Рыдание застревает у меня в горле.
— Тогда почему ты ушёл? Почему женился на Виктории и бросил нас с мамой?
— Вообще-то, метанием занималась твоя мама. Теперь я понимаю, что это, должно быть, была уловка либо моего отца, либо Виктории, либо ее родителей. Или всех. Мне пришлось уйти. Я единственный наследник своей семьи, и знал, что если бы я не подчинился, мои родители похоронили бы тебя и Жасмин, пока я никогда
не смог бы найти тебя.
— Плохие вещи ради больших благ.
— Нет, Астрид, нет, — он держит меня за плечи. — Не было большего блага в том, чтобы оставить тебя и твою маму. Не было дня, чтобы я не сожалел об этом. Но каждый раз возвращаясь, Жасмин выталкивала меня. Она позволяла мне иногда видеться с тобой, но вычеркнула меня из вашей жизни, сказав, что вы двое не вписываетесь в мой мир. Ее постоянные отказы стали моим наказанием.

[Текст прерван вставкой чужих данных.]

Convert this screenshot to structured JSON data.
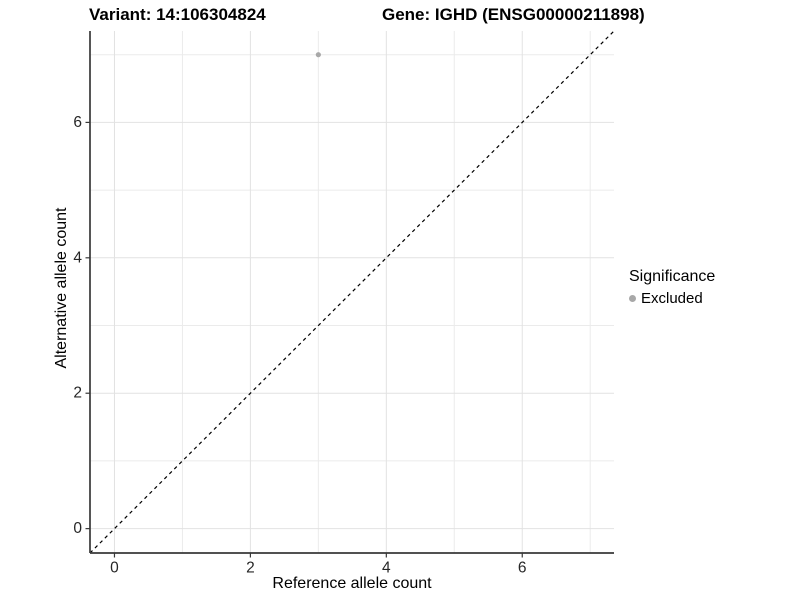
{
  "header": {
    "variant_title": "Variant: 14:106304824",
    "gene_title": "Gene: IGHD (ENSG00000211898)"
  },
  "chart_data": {
    "type": "scatter",
    "xlabel": "Reference allele count",
    "ylabel": "Alternative allele count",
    "xlim": [
      -0.36,
      7.35
    ],
    "ylim": [
      -0.36,
      7.35
    ],
    "x_ticks": [
      0,
      2,
      4,
      6
    ],
    "y_ticks": [
      0,
      2,
      4,
      6
    ],
    "x_minor_gridlines": [
      1,
      3,
      5,
      7
    ],
    "y_minor_gridlines": [
      1,
      3,
      5,
      7
    ],
    "grid": true,
    "identity_line": {
      "type": "dashed",
      "slope": 1,
      "intercept": 0,
      "color": "#000000"
    },
    "series": [
      {
        "name": "Excluded",
        "color": "#a8a8a8",
        "points": [
          [
            3,
            7
          ]
        ]
      }
    ],
    "legend": {
      "title": "Significance",
      "position": "right",
      "items": [
        {
          "label": "Excluded",
          "color": "#a8a8a8"
        }
      ]
    }
  },
  "colors": {
    "background": "#ffffff",
    "panel_background": "#ffffff",
    "grid_major": "#e2e2e2",
    "grid_minor": "#ebebeb",
    "axis_line": "#383838",
    "tick_mark": "#383838",
    "tick_text": "#262626"
  }
}
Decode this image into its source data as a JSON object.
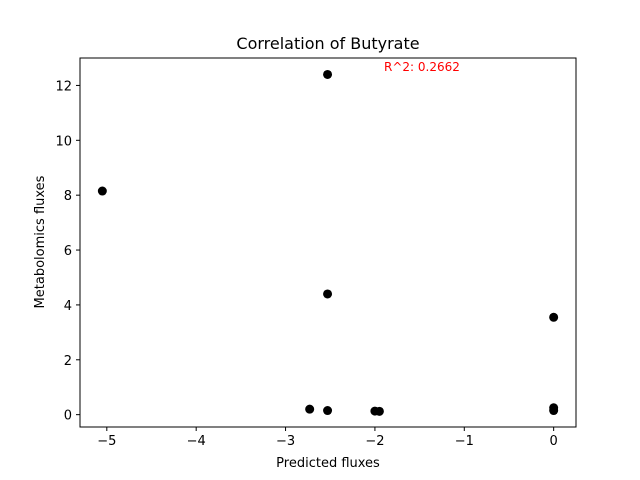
{
  "chart_data": {
    "type": "scatter",
    "title": "Correlation of Butyrate",
    "xlabel": "Predicted fluxes",
    "ylabel": "Metabolomics fluxes",
    "xlim": [
      -5.3,
      0.25
    ],
    "ylim": [
      -0.45,
      13.0
    ],
    "xticks": [
      -5,
      -4,
      -3,
      -2,
      -1,
      0
    ],
    "xtick_labels": [
      "−5",
      "−4",
      "−3",
      "−2",
      "−1",
      "0"
    ],
    "yticks": [
      0,
      2,
      4,
      6,
      8,
      10,
      12
    ],
    "ytick_labels": [
      "0",
      "2",
      "4",
      "6",
      "8",
      "10",
      "12"
    ],
    "grid": false,
    "marker_color": "#000000",
    "points": [
      {
        "x": -5.05,
        "y": 8.15
      },
      {
        "x": -2.53,
        "y": 12.4
      },
      {
        "x": -2.53,
        "y": 4.4
      },
      {
        "x": -2.73,
        "y": 0.2
      },
      {
        "x": -2.53,
        "y": 0.15
      },
      {
        "x": -2.0,
        "y": 0.13
      },
      {
        "x": -1.95,
        "y": 0.12
      },
      {
        "x": 0.0,
        "y": 3.55
      },
      {
        "x": 0.0,
        "y": 0.25
      },
      {
        "x": 0.0,
        "y": 0.15
      }
    ],
    "annotation": {
      "text": "R^2: 0.2662",
      "color": "#ff0000"
    }
  }
}
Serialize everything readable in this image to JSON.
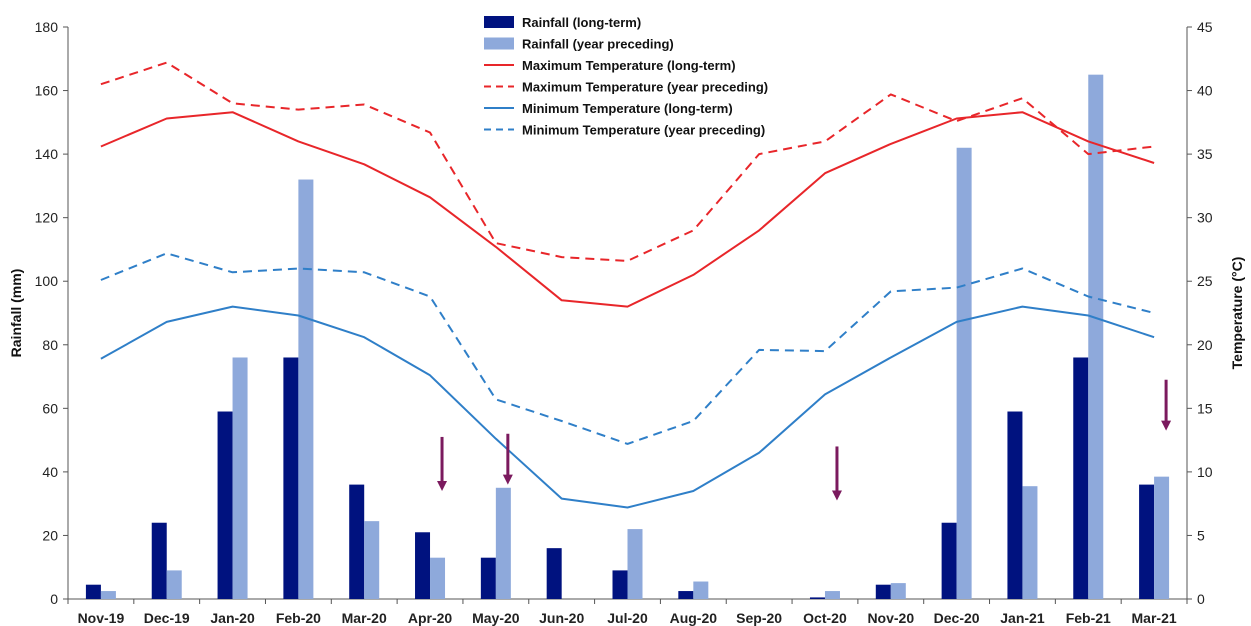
{
  "chart_data": {
    "type": "bar",
    "categories": [
      "Nov-19",
      "Dec-19",
      "Jan-20",
      "Feb-20",
      "Mar-20",
      "Apr-20",
      "May-20",
      "Jun-20",
      "Jul-20",
      "Aug-20",
      "Sep-20",
      "Oct-20",
      "Nov-20",
      "Dec-20",
      "Jan-21",
      "Feb-21",
      "Mar-21"
    ],
    "ylabel": "Rainfall (mm)",
    "ylim": [
      0,
      180
    ],
    "yticks": [
      "0",
      "20",
      "40",
      "60",
      "80",
      "100",
      "120",
      "140",
      "160",
      "180"
    ],
    "y2label": "Temperature (°C)",
    "y2lim": [
      0,
      45
    ],
    "y2ticks": [
      "0",
      "5",
      "10",
      "15",
      "20",
      "25",
      "30",
      "35",
      "40",
      "45"
    ],
    "legend_placement": "top-center",
    "grid": false,
    "series": [
      {
        "name": "Rainfall (long-term)",
        "kind": "bar",
        "axis": "left",
        "color": "#00127f",
        "values": [
          4.5,
          24,
          59,
          76,
          36,
          21,
          13,
          16,
          9,
          2.5,
          0,
          0.5,
          4.5,
          24,
          59,
          76,
          36
        ]
      },
      {
        "name": "Rainfall (year preceding)",
        "kind": "bar",
        "axis": "left",
        "color": "#8ea9db",
        "values": [
          2.5,
          9,
          76,
          132,
          24.5,
          13,
          35,
          0,
          22,
          5.5,
          0,
          2.5,
          5,
          142,
          35.5,
          165,
          38.5
        ]
      },
      {
        "name": "Maximum Temperature (long-term)",
        "kind": "line",
        "dash": "solid",
        "axis": "right",
        "color": "#e8262a",
        "values": [
          35.6,
          37.8,
          38.3,
          36,
          34.2,
          31.6,
          27.7,
          23.5,
          23,
          25.5,
          29,
          33.5,
          35.8,
          37.8,
          38.3,
          36,
          34.3
        ]
      },
      {
        "name": "Maximum Temperature (year preceding)",
        "kind": "line",
        "dash": "dashed",
        "axis": "right",
        "color": "#e8262a",
        "values": [
          40.5,
          42.2,
          39,
          38.5,
          38.9,
          36.7,
          28,
          26.9,
          26.6,
          29,
          35,
          36,
          39.7,
          37.6,
          39.4,
          35,
          35.6
        ]
      },
      {
        "name": "Minimum Temperature (long-term)",
        "kind": "line",
        "dash": "solid",
        "axis": "right",
        "color": "#2f7fc8",
        "values": [
          18.9,
          21.8,
          23,
          22.3,
          20.6,
          17.6,
          12.6,
          7.9,
          7.2,
          8.5,
          11.5,
          16.1,
          19,
          21.8,
          23,
          22.3,
          20.6
        ]
      },
      {
        "name": "Minimum Temperature (year preceding)",
        "kind": "line",
        "dash": "dashed",
        "axis": "right",
        "color": "#2f7fc8",
        "values": [
          25.1,
          27.2,
          25.7,
          26,
          25.7,
          23.8,
          15.7,
          14,
          12.2,
          14,
          19.6,
          19.5,
          24.2,
          24.5,
          26,
          23.8,
          22.5
        ]
      }
    ],
    "annotations": [
      {
        "type": "arrow",
        "direction": "down",
        "color": "#7b1a5e",
        "category": "Apr-20",
        "from_rain": 51,
        "to_rain": 34
      },
      {
        "type": "arrow",
        "direction": "down",
        "color": "#7b1a5e",
        "category": "May-20",
        "from_rain": 52,
        "to_rain": 36
      },
      {
        "type": "arrow",
        "direction": "down",
        "color": "#7b1a5e",
        "category": "Oct-20",
        "from_rain": 48,
        "to_rain": 31
      },
      {
        "type": "arrow",
        "direction": "down",
        "color": "#7b1a5e",
        "category": "Mar-21",
        "from_rain": 69,
        "to_rain": 53
      }
    ]
  }
}
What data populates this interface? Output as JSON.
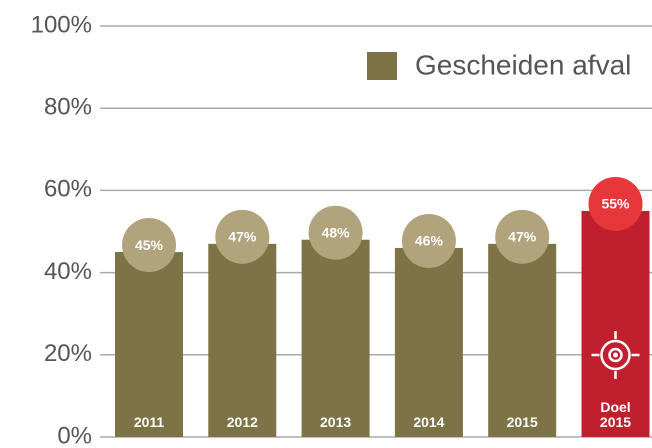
{
  "chart_data": {
    "type": "bar",
    "categories": [
      "2011",
      "2012",
      "2013",
      "2014",
      "2015",
      "Doel 2015"
    ],
    "series": [
      {
        "name": "Gescheiden afval",
        "color": "#7d7346",
        "values": [
          45,
          47,
          48,
          46,
          47,
          55
        ]
      }
    ],
    "value_labels": [
      "45%",
      "47%",
      "48%",
      "46%",
      "47%",
      "55%"
    ],
    "colors": [
      "#7d7346",
      "#7d7346",
      "#7d7346",
      "#7d7346",
      "#7d7346",
      "#c0202e"
    ],
    "label_colors": [
      "#b1a37b",
      "#b1a37b",
      "#b1a37b",
      "#b1a37b",
      "#b1a37b",
      "#e8373a"
    ],
    "ylim": [
      0,
      100
    ],
    "yticks": [
      {
        "value": 0,
        "label": "0%"
      },
      {
        "value": 20,
        "label": "20%"
      },
      {
        "value": 40,
        "label": "40%"
      },
      {
        "value": 60,
        "label": "60%"
      },
      {
        "value": 80,
        "label": "80%"
      },
      {
        "value": 100,
        "label": "100%"
      }
    ],
    "grid": true,
    "legend": "top-right"
  }
}
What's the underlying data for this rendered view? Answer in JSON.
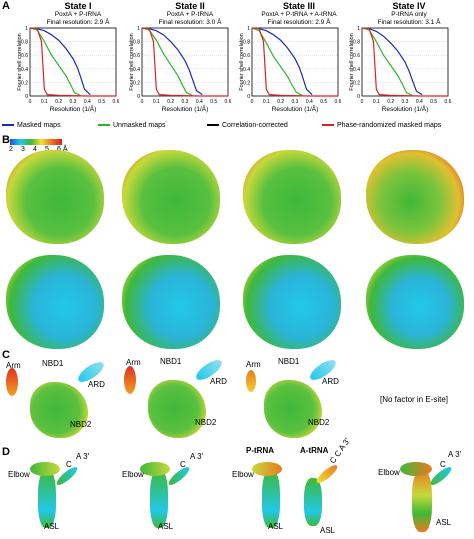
{
  "panels": {
    "a": "A",
    "b": "B",
    "c": "C",
    "d": "D"
  },
  "states": [
    {
      "title": "State I",
      "subtitle": "PoxtA + P-tRNA",
      "resolution": "Final resolution: 2.9 Å"
    },
    {
      "title": "State II",
      "subtitle": "PoxtA + P-tRNA",
      "resolution": "Final resolution: 3.0 Å"
    },
    {
      "title": "State III",
      "subtitle": "PoxtA + P-tRNA + A-tRNA",
      "resolution": "Final resolution: 2.9 Å"
    },
    {
      "title": "State IV",
      "subtitle": "P-tRNA only",
      "resolution": "Final resolution: 3.1 Å"
    }
  ],
  "fsc_axes": {
    "ylabel": "Fourier shell correlation",
    "xlabel": "Resolution (1/Å)",
    "xticks": [
      "0",
      "0.1",
      "0.2",
      "0.3",
      "0.4",
      "0.5",
      "0.6"
    ],
    "yticks": [
      "0",
      "0.2",
      "0.4",
      "0.6",
      "0.8",
      "1"
    ]
  },
  "legend": [
    {
      "label": "Masked maps",
      "color": "#1a2bb8"
    },
    {
      "label": "Unmasked maps",
      "color": "#2fb52f"
    },
    {
      "label": "Correlation-corrected",
      "color": "#000000"
    },
    {
      "label": "Phase-randomized masked maps",
      "color": "#e02020"
    }
  ],
  "chart_data": [
    {
      "type": "line",
      "title": "State I",
      "xlabel": "Resolution (1/Å)",
      "ylabel": "Fourier shell correlation",
      "xlim": [
        0,
        0.6
      ],
      "ylim": [
        0,
        1
      ],
      "series": [
        {
          "name": "Masked maps",
          "x": [
            0,
            0.05,
            0.1,
            0.15,
            0.2,
            0.25,
            0.3,
            0.33,
            0.35,
            0.38,
            0.42
          ],
          "y": [
            1,
            0.99,
            0.96,
            0.9,
            0.82,
            0.7,
            0.55,
            0.42,
            0.3,
            0.1,
            0.02
          ]
        },
        {
          "name": "Unmasked maps",
          "x": [
            0,
            0.05,
            0.1,
            0.15,
            0.2,
            0.25,
            0.28,
            0.31,
            0.35
          ],
          "y": [
            1,
            0.97,
            0.8,
            0.6,
            0.45,
            0.3,
            0.18,
            0.05,
            0.01
          ]
        },
        {
          "name": "Correlation-corrected",
          "x": [
            0,
            0.05,
            0.1,
            0.15,
            0.2,
            0.25,
            0.3,
            0.33,
            0.35,
            0.38,
            0.42
          ],
          "y": [
            1,
            0.99,
            0.96,
            0.9,
            0.82,
            0.7,
            0.55,
            0.42,
            0.3,
            0.1,
            0.02
          ]
        },
        {
          "name": "Phase-randomized masked maps",
          "x": [
            0,
            0.05,
            0.08,
            0.1,
            0.12,
            0.2,
            0.4,
            0.6
          ],
          "y": [
            1,
            0.99,
            0.8,
            0.1,
            0.02,
            0.01,
            0.0,
            0.0
          ]
        }
      ]
    },
    {
      "type": "line",
      "title": "State II",
      "xlabel": "Resolution (1/Å)",
      "ylabel": "Fourier shell correlation",
      "xlim": [
        0,
        0.6
      ],
      "ylim": [
        0,
        1
      ],
      "series": [
        {
          "name": "Masked maps",
          "x": [
            0,
            0.05,
            0.1,
            0.15,
            0.2,
            0.25,
            0.3,
            0.33,
            0.35,
            0.38,
            0.42
          ],
          "y": [
            1,
            0.99,
            0.96,
            0.9,
            0.8,
            0.68,
            0.52,
            0.38,
            0.26,
            0.08,
            0.02
          ]
        },
        {
          "name": "Unmasked maps",
          "x": [
            0,
            0.05,
            0.1,
            0.15,
            0.2,
            0.25,
            0.28,
            0.31,
            0.35
          ],
          "y": [
            1,
            0.97,
            0.82,
            0.62,
            0.46,
            0.3,
            0.17,
            0.05,
            0.01
          ]
        },
        {
          "name": "Correlation-corrected",
          "x": [
            0,
            0.05,
            0.1,
            0.15,
            0.2,
            0.25,
            0.3,
            0.33,
            0.35,
            0.38,
            0.42
          ],
          "y": [
            1,
            0.99,
            0.96,
            0.9,
            0.8,
            0.68,
            0.52,
            0.38,
            0.26,
            0.08,
            0.02
          ]
        },
        {
          "name": "Phase-randomized masked maps",
          "x": [
            0,
            0.05,
            0.08,
            0.1,
            0.12,
            0.2,
            0.4,
            0.6
          ],
          "y": [
            1,
            0.99,
            0.8,
            0.1,
            0.02,
            0.01,
            0.0,
            0.0
          ]
        }
      ]
    },
    {
      "type": "line",
      "title": "State III",
      "xlabel": "Resolution (1/Å)",
      "ylabel": "Fourier shell correlation",
      "xlim": [
        0,
        0.6
      ],
      "ylim": [
        0,
        1
      ],
      "series": [
        {
          "name": "Masked maps",
          "x": [
            0,
            0.05,
            0.1,
            0.15,
            0.2,
            0.25,
            0.3,
            0.33,
            0.35,
            0.38,
            0.42
          ],
          "y": [
            1,
            0.99,
            0.96,
            0.9,
            0.82,
            0.7,
            0.55,
            0.42,
            0.3,
            0.1,
            0.02
          ]
        },
        {
          "name": "Unmasked maps",
          "x": [
            0,
            0.05,
            0.1,
            0.15,
            0.2,
            0.25,
            0.28,
            0.31,
            0.35
          ],
          "y": [
            1,
            0.96,
            0.78,
            0.58,
            0.43,
            0.28,
            0.16,
            0.05,
            0.01
          ]
        },
        {
          "name": "Correlation-corrected",
          "x": [
            0,
            0.05,
            0.1,
            0.15,
            0.2,
            0.25,
            0.3,
            0.33,
            0.35,
            0.38,
            0.42
          ],
          "y": [
            1,
            0.99,
            0.96,
            0.9,
            0.82,
            0.7,
            0.55,
            0.42,
            0.3,
            0.1,
            0.02
          ]
        },
        {
          "name": "Phase-randomized masked maps",
          "x": [
            0,
            0.05,
            0.08,
            0.1,
            0.12,
            0.2,
            0.4,
            0.6
          ],
          "y": [
            1,
            0.99,
            0.8,
            0.1,
            0.02,
            0.01,
            0.0,
            0.0
          ]
        }
      ]
    },
    {
      "type": "line",
      "title": "State IV",
      "xlabel": "Resolution (1/Å)",
      "ylabel": "Fourier shell correlation",
      "xlim": [
        0,
        0.6
      ],
      "ylim": [
        0,
        1
      ],
      "series": [
        {
          "name": "Masked maps",
          "x": [
            0,
            0.05,
            0.1,
            0.15,
            0.2,
            0.25,
            0.3,
            0.33,
            0.35,
            0.38,
            0.42
          ],
          "y": [
            1,
            0.99,
            0.95,
            0.88,
            0.78,
            0.66,
            0.5,
            0.36,
            0.24,
            0.07,
            0.02
          ]
        },
        {
          "name": "Unmasked maps",
          "x": [
            0,
            0.05,
            0.1,
            0.15,
            0.2,
            0.25,
            0.28,
            0.31,
            0.35
          ],
          "y": [
            1,
            0.97,
            0.8,
            0.6,
            0.45,
            0.3,
            0.18,
            0.05,
            0.01
          ]
        },
        {
          "name": "Correlation-corrected",
          "x": [
            0,
            0.05,
            0.1,
            0.15,
            0.2,
            0.25,
            0.3,
            0.33,
            0.35,
            0.38,
            0.42
          ],
          "y": [
            1,
            0.99,
            0.95,
            0.88,
            0.78,
            0.66,
            0.5,
            0.36,
            0.24,
            0.07,
            0.02
          ]
        },
        {
          "name": "Phase-randomized masked maps",
          "x": [
            0,
            0.05,
            0.08,
            0.1,
            0.12,
            0.2,
            0.4,
            0.6
          ],
          "y": [
            1,
            0.99,
            0.8,
            0.1,
            0.02,
            0.01,
            0.0,
            0.0
          ]
        }
      ]
    }
  ],
  "colorbar": {
    "ticks": [
      "2",
      "3",
      "4",
      "5",
      "6 Å"
    ],
    "colors": [
      "#1f4fe0",
      "#22c8e8",
      "#3fb83a",
      "#f0e030",
      "#e87a20",
      "#d82020"
    ]
  },
  "panel_c": {
    "arm": "Arm",
    "nbd1": "NBD1",
    "ard": "ARD",
    "nbd2": "NBD2",
    "no_factor": "[No factor in E-site]"
  },
  "panel_d": {
    "elbow": "Elbow",
    "asl": "ASL",
    "c": "C",
    "a3": "A 3′",
    "ptrna": "P-tRNA",
    "atrna": "A-tRNA",
    "c_a3_rot": "C C A 3′"
  }
}
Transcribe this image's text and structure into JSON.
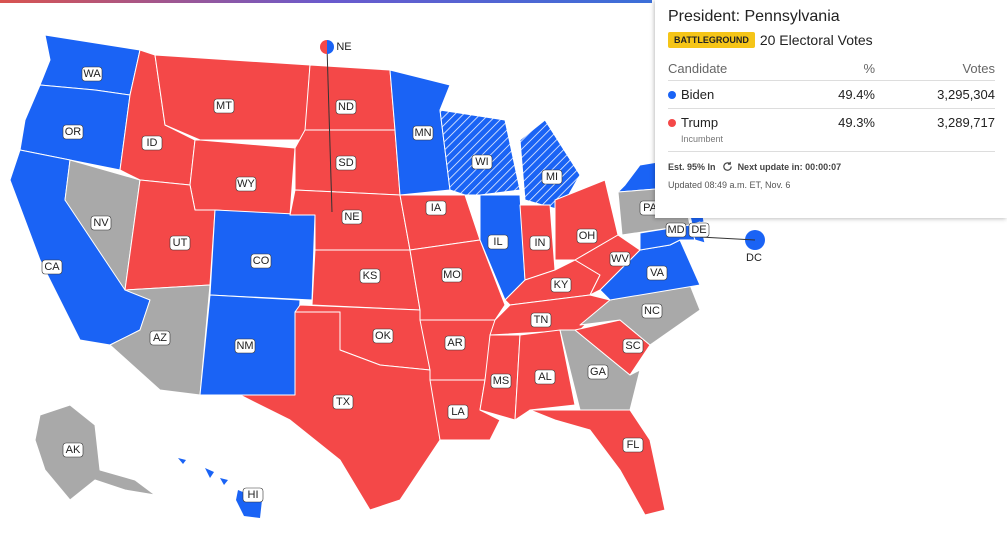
{
  "map": {
    "states": [
      {
        "label": "WA",
        "color": "#1a63f5"
      },
      {
        "label": "OR",
        "color": "#1a63f5"
      },
      {
        "label": "CA",
        "color": "#1a63f5"
      },
      {
        "label": "NV",
        "color": "#a9a9a9"
      },
      {
        "label": "ID",
        "color": "#f44848"
      },
      {
        "label": "MT",
        "color": "#f44848"
      },
      {
        "label": "WY",
        "color": "#f44848"
      },
      {
        "label": "UT",
        "color": "#f44848"
      },
      {
        "label": "AZ",
        "color": "#a9a9a9"
      },
      {
        "label": "CO",
        "color": "#1a63f5"
      },
      {
        "label": "NM",
        "color": "#1a63f5"
      },
      {
        "label": "ND",
        "color": "#f44848"
      },
      {
        "label": "SD",
        "color": "#f44848"
      },
      {
        "label": "NE",
        "color": "#f44848"
      },
      {
        "label": "KS",
        "color": "#f44848"
      },
      {
        "label": "OK",
        "color": "#f44848"
      },
      {
        "label": "TX",
        "color": "#f44848"
      },
      {
        "label": "MN",
        "color": "#1a63f5"
      },
      {
        "label": "IA",
        "color": "#f44848"
      },
      {
        "label": "MO",
        "color": "#f44848"
      },
      {
        "label": "AR",
        "color": "#f44848"
      },
      {
        "label": "LA",
        "color": "#f44848"
      },
      {
        "label": "WI",
        "color": "#1a63f5",
        "hatched": true
      },
      {
        "label": "MI",
        "color": "#1a63f5",
        "hatched": true
      },
      {
        "label": "IL",
        "color": "#1a63f5"
      },
      {
        "label": "IN",
        "color": "#f44848"
      },
      {
        "label": "OH",
        "color": "#f44848"
      },
      {
        "label": "KY",
        "color": "#f44848"
      },
      {
        "label": "TN",
        "color": "#f44848"
      },
      {
        "label": "MS",
        "color": "#f44848"
      },
      {
        "label": "AL",
        "color": "#f44848"
      },
      {
        "label": "GA",
        "color": "#a9a9a9"
      },
      {
        "label": "FL",
        "color": "#f44848"
      },
      {
        "label": "SC",
        "color": "#f44848"
      },
      {
        "label": "NC",
        "color": "#a9a9a9"
      },
      {
        "label": "VA",
        "color": "#1a63f5"
      },
      {
        "label": "WV",
        "color": "#f44848"
      },
      {
        "label": "PA",
        "color": "#a9a9a9"
      },
      {
        "label": "MD",
        "color": "#1a63f5"
      },
      {
        "label": "DE",
        "color": "#1a63f5"
      },
      {
        "label": "DC",
        "color": "#1a63f5"
      },
      {
        "label": "AK",
        "color": "#a9a9a9"
      },
      {
        "label": "HI",
        "color": "#1a63f5"
      }
    ],
    "ne_marker": {
      "label": "NE",
      "colors": [
        "#f44848",
        "#1a63f5"
      ]
    }
  },
  "panel": {
    "title": "President: Pennsylvania",
    "badge": "BATTLEGROUND",
    "electoral_votes": "20 Electoral Votes",
    "headers": [
      "Candidate",
      "%",
      "Votes"
    ],
    "rows": [
      {
        "name": "Biden",
        "color": "#1a63f5",
        "pct": "49.4%",
        "votes": "3,295,304"
      },
      {
        "name": "Trump",
        "color": "#f44848",
        "note": "Incumbent",
        "pct": "49.3%",
        "votes": "3,289,717"
      }
    ],
    "estimate": "Est. 95% In",
    "next_update": "Next update in: 00:00:07",
    "updated": "Updated 08:49 a.m. ET, Nov. 6"
  }
}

— Ты действительно планировал воссоединиться с мамой?
— Да. После смерти отца я покончил с маскарадом. В конце концов я убедил Жасмин дать мне еще один шанс, и она согласилась. — его лицо становится жестким. — Но этому никогда не суждено было сбыться.
— Она была действительно счастлива в ту ночь, папа, — улыбаюсь я, борясь с давлением в горле. — Это я закатила истерику.
— Это не твоя вина. Ты не знала, — он делает паузу. — Астрид, этот период будет тяжелым для семьи. Мне нужно, чтобы ты была сильной. Ты можешь сделать это для меня?
Я медленно киваю, мой голос срывается.
— Что будет?
— Некоторые люди заплатят.
Его поведение становится жестче.
Мы молчим в течение долгих секунд, пока это почти не становится неловким.
— Могу я тебе кое-что сказать, папа?
— Все, что угодно.
Я собираю все свое мужество и выпаливаю:
— Я не хочу поступать в Импереал колледж. Я хочу изучать искусство, стать художницей, как мама.
— Хорошо.
— Хо… рошо?
У меня отвисает челюсть.
— Конечно. Я не заставлю тебя обучаться той профессии, которая тебе не нравится. Кроме того, у тебя слишком большой талант, чтобы тратить его впустую.
Не знаю, какая часть должна удивить меня больше всего. Тот факт, что папа видел мои работы или что он разрешил мне обучаться рисованию.